Mürüvvet, açlık grevlerine karşı toplumun sessizliğine değinerek, “2000’lerde dışarıdaki kamuoyunun sadece ailelerimiz ve bir avuç yoldaşımızdan ibaret olduğunu düşünüyorduk. Bizi incitmişti ama devrimci irade ve kararlılık dışsal faktörlerden bağımsız bizi ruhsal olarak etkilemedi. Devrimci bu tür şeylerden ruhsal olarak etkilenmez. İçerideki arkadaşların bu noktada kendi direnişçilikleriyle ilgili bir sorgulamaya girdiklerini düşünüyorum. Yaşanan şahadetler ciddi bir çığlıktır. Dışarıdaki sessizliğin kırılmasına dönük bir çağrıdır aslında.

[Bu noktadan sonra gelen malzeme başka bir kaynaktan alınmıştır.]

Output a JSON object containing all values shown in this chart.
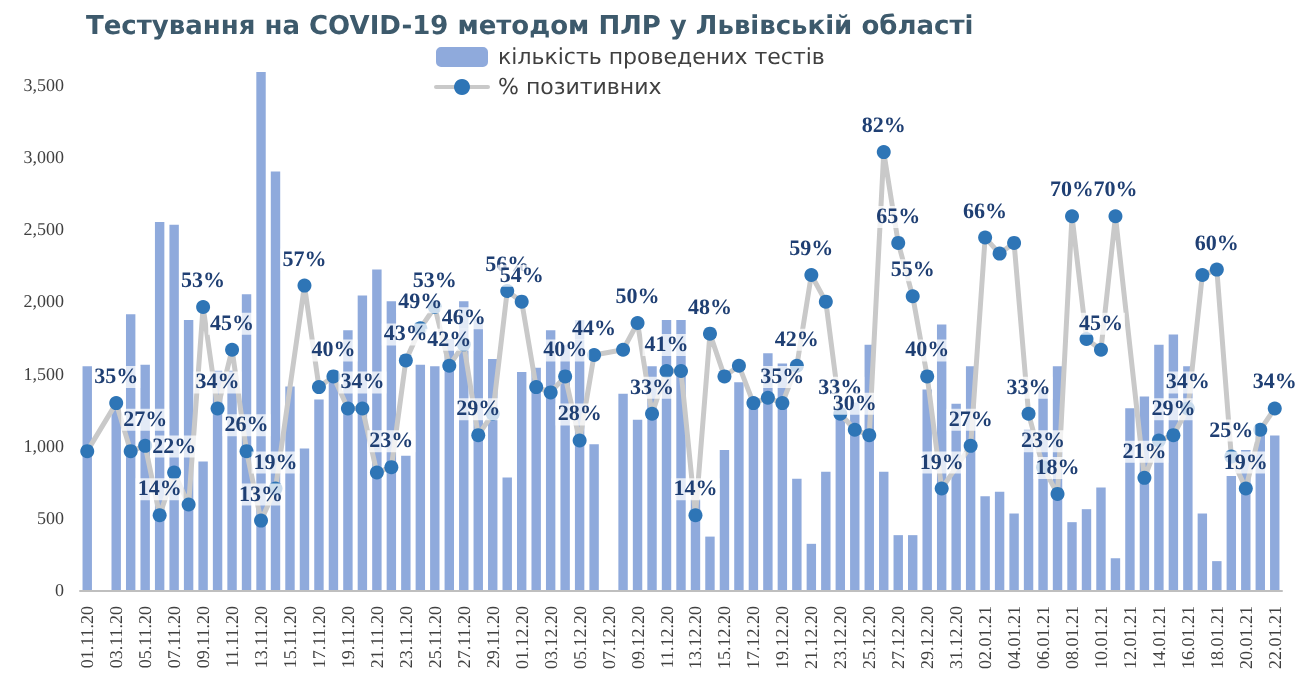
{
  "chart_data": {
    "type": "bar",
    "title": "Тестування на COVID-19 методом ПЛР у Львівській області",
    "categories": [
      "01.11.20",
      null,
      "03.11.20",
      null,
      "05.11.20",
      null,
      "07.11.20",
      null,
      "09.11.20",
      null,
      "11.11.20",
      null,
      "13.11.20",
      null,
      "15.11.20",
      null,
      "17.11.20",
      null,
      "19.11.20",
      null,
      "21.11.20",
      null,
      "23.11.20",
      null,
      "25.11.20",
      null,
      "27.11.20",
      null,
      "29.11.20",
      null,
      "01.12.20",
      null,
      "03.12.20",
      null,
      "05.12.20",
      null,
      "07.12.20",
      null,
      "09.12.20",
      null,
      "11.12.20",
      null,
      "13.12.20",
      null,
      "15.12.20",
      null,
      "17.12.20",
      null,
      "19.12.20",
      null,
      "21.12.20",
      null,
      "23.12.20",
      null,
      "25.12.20",
      null,
      "27.12.20",
      null,
      "29.12.20",
      null,
      "31.12.20",
      null,
      "02.01.21",
      null,
      "04.01.21",
      null,
      "06.01.21",
      null,
      "08.01.21",
      null,
      "10.01.21",
      null,
      "12.01.21",
      null,
      "14.01.21",
      null,
      "16.01.21",
      null,
      "18.01.21",
      null,
      "20.01.21",
      null,
      "22.01.21"
    ],
    "series": [
      {
        "name": "кількість проведених тестів",
        "color": "#8faadc",
        "values": [
          1550,
          null,
          1250,
          1910,
          1560,
          2550,
          2530,
          1870,
          890,
          1520,
          1520,
          2050,
          3590,
          2900,
          1410,
          980,
          1320,
          1520,
          1800,
          2040,
          2220,
          2000,
          930,
          1560,
          1550,
          1740,
          2000,
          1880,
          1600,
          780,
          1510,
          1540,
          1800,
          1700,
          1870,
          1010,
          null,
          1360,
          1180,
          1550,
          1870,
          1870,
          630,
          370,
          970,
          1440,
          1300,
          1640,
          1570,
          770,
          320,
          820,
          1200,
          1300,
          1700,
          820,
          380,
          380,
          1390,
          1840,
          1290,
          1550,
          650,
          680,
          530,
          1110,
          1390,
          1550,
          470,
          560,
          710,
          220,
          1260,
          1340,
          1700,
          1770,
          1550,
          530,
          200,
          790,
          970,
          1120,
          1070
        ]
      },
      {
        "name": "% позитивних",
        "type": "line",
        "axis": "y2",
        "color": "#2e75b6",
        "marker": "circle",
        "values": [
          26,
          null,
          35,
          26,
          27,
          14,
          22,
          16,
          53,
          34,
          45,
          26,
          13,
          19,
          null,
          57,
          38,
          40,
          34,
          34,
          22,
          23,
          43,
          49,
          53,
          42,
          46,
          29,
          33,
          56,
          54,
          38,
          37,
          40,
          28,
          44,
          null,
          45,
          50,
          33,
          41,
          41,
          14,
          48,
          40,
          42,
          35,
          36,
          35,
          42,
          59,
          54,
          33,
          30,
          29,
          82,
          65,
          55,
          40,
          19,
          null,
          27,
          66,
          63,
          65,
          33,
          23,
          18,
          70,
          47,
          45,
          70,
          null,
          21,
          28,
          29,
          34,
          59,
          60,
          25,
          19,
          30,
          34
        ],
        "value_labels": [
          null,
          null,
          "35%",
          null,
          "27%",
          "14%",
          "22%",
          null,
          "53%",
          "34%",
          "45%",
          "26%",
          "13%",
          "19%",
          null,
          "57%",
          null,
          "40%",
          null,
          "34%",
          null,
          "23%",
          "43%",
          "49%",
          "53%",
          "42%",
          "46%",
          "29%",
          null,
          "56%",
          "54%",
          null,
          null,
          "40%",
          "28%",
          "44%",
          null,
          null,
          "50%",
          "33%",
          "41%",
          null,
          "14%",
          "48%",
          null,
          null,
          null,
          null,
          "35%",
          "42%",
          "59%",
          null,
          "33%",
          "30%",
          null,
          "82%",
          "65%",
          "55%",
          "40%",
          "19%",
          null,
          "27%",
          "66%",
          null,
          null,
          "33%",
          "23%",
          "18%",
          "70%",
          null,
          "45%",
          "70%",
          null,
          "21%",
          null,
          "29%",
          "34%",
          null,
          "60%",
          "25%",
          "19%",
          null,
          "34%"
        ]
      }
    ],
    "ylim": [
      0,
      3700
    ],
    "yticks": [
      0,
      {
        "value": 500,
        "label": "500"
      },
      {
        "value": 1000,
        "label": "1,000"
      },
      {
        "value": 1500,
        "label": "1,500"
      },
      {
        "value": 2000,
        "label": "2,000"
      },
      {
        "value": 2500,
        "label": "2,500"
      },
      {
        "value": 3000,
        "label": "3,000"
      },
      {
        "value": 3500,
        "label": "3,500"
      }
    ],
    "grid": false,
    "legend": "top"
  }
}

Hangi yorgunluklar ya da çıkışsızlıklar yaşanmış olsa da bu hepsinin üzerine çıkmamız gereken bir hamle çağrısı. Cezaevindeki arkadaşların bunu çok daha derin yaşadığını düşünüyorum. İçerideki sesi büyütmeye çağırıyorum. Yapabileceklerimizin çok daha fazlasını zorlayarak o çığlığa ses olmak gerekiyor” çağrısında bulundu.